Pinyin Mudanjiang, city in southeastern Heilungkiang sheng (province), China. It is located about 70 miles (115 km) west of the Chinese-Russian border. It is situated on the upper reaches of the Mu-tan River, which is a tributary of the Sungari River in the mountains of eastern Manchuria (Northeast provinces). Until the 1920s Mu-tan-chiang was little more than a large village that was overshadowed by the nearby county town of Ning-an. The area was first settled after the completion of the Chinese Eastern Railway in 1908, when both Chinese settlers and a considerable Russian colony established themselves there.
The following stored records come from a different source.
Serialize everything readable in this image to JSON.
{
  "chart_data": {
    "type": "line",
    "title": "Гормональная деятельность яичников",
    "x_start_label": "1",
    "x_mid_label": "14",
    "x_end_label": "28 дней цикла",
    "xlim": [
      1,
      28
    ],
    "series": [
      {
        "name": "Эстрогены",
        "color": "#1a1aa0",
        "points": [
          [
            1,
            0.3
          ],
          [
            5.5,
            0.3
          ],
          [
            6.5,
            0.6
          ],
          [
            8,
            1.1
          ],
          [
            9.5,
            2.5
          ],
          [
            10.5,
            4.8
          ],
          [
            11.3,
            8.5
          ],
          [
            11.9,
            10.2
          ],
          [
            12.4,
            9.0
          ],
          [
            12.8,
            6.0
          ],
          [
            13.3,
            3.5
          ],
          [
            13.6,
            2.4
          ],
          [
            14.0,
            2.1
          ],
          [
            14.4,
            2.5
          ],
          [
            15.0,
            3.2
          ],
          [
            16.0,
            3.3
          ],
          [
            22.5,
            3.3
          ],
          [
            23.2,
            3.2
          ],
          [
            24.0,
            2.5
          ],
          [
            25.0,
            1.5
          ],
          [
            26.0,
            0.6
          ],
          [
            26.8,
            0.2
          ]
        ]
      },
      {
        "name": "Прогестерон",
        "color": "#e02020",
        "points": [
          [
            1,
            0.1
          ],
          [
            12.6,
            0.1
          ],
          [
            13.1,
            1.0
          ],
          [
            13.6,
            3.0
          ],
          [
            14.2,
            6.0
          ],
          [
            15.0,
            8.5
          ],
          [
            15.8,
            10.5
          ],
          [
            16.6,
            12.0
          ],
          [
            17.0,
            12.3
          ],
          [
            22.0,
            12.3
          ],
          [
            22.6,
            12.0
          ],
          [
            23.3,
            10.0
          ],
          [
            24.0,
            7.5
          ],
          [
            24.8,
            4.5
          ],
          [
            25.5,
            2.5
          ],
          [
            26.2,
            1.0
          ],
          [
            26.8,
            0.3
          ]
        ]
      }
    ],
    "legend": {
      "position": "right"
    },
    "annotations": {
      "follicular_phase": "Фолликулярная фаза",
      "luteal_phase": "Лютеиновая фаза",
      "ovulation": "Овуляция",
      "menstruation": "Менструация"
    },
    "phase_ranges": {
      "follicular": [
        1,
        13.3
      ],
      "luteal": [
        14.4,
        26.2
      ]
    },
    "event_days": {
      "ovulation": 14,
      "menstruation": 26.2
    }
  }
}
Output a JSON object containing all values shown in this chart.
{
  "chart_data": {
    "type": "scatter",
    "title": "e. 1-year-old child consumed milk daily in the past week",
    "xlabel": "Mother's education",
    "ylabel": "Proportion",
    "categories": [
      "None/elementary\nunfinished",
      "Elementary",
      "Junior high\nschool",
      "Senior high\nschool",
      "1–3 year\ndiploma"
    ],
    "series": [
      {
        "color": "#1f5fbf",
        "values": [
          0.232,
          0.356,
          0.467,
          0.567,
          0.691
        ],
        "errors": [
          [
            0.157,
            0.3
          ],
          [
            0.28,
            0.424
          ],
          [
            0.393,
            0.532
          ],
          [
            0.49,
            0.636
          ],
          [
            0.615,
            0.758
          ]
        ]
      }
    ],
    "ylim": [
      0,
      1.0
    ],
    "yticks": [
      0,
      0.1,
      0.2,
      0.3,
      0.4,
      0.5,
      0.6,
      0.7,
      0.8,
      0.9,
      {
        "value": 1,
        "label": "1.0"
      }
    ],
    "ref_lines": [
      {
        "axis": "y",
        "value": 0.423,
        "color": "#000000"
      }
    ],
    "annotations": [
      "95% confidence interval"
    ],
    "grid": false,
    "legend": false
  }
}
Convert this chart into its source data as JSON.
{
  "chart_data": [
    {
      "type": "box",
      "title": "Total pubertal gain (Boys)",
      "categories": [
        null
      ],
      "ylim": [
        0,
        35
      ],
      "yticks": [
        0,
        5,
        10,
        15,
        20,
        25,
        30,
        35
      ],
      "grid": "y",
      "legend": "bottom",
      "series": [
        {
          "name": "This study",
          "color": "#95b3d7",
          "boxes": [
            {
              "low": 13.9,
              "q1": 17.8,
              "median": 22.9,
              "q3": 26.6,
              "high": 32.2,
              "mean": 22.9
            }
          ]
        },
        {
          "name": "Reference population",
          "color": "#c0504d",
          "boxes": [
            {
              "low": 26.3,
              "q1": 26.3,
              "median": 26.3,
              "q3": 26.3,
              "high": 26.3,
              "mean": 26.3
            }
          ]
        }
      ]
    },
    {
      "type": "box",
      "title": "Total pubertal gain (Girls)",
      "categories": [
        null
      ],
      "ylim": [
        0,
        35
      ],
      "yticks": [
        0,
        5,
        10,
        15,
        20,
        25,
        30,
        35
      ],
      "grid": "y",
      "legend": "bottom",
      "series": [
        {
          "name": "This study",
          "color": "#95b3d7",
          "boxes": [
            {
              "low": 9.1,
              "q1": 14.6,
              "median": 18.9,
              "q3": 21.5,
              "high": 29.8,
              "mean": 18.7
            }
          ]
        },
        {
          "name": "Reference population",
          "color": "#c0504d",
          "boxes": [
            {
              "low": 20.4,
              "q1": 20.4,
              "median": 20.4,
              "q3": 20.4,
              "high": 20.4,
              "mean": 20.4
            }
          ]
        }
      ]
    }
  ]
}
Substantial growth occurred in the 1930s under the Japanese occupation, when Mu-tan-chiang became a military and administrative centre, and particularly after the construction in 1935 of a rail link to Harbin and to Chia-mu-ssu. At that time some industry (light engineering, lumbering, and food processing) was established in the town. After 1949 Mu-tan-chiang grew rapidly into an industrial city. The city is provided with electricity from a hydroelectric power station on the Mu-tan River at Lake Ching-po that was originally constructed by the Japanese and then rehabilitated in the early 1950s after being dismantled by Soviet occupation forces in 1945. There is a large rubber-manufacturing industry that makes Mu-tan-chiang one of the chief producers of automobile tires in China; much of its production is delivered to the automotive industry centred in Ch'ang-ch'un in Kirin province. The city is also the centre of a large aluminum-smelting plant. Pop. (1990 est.) 571,705.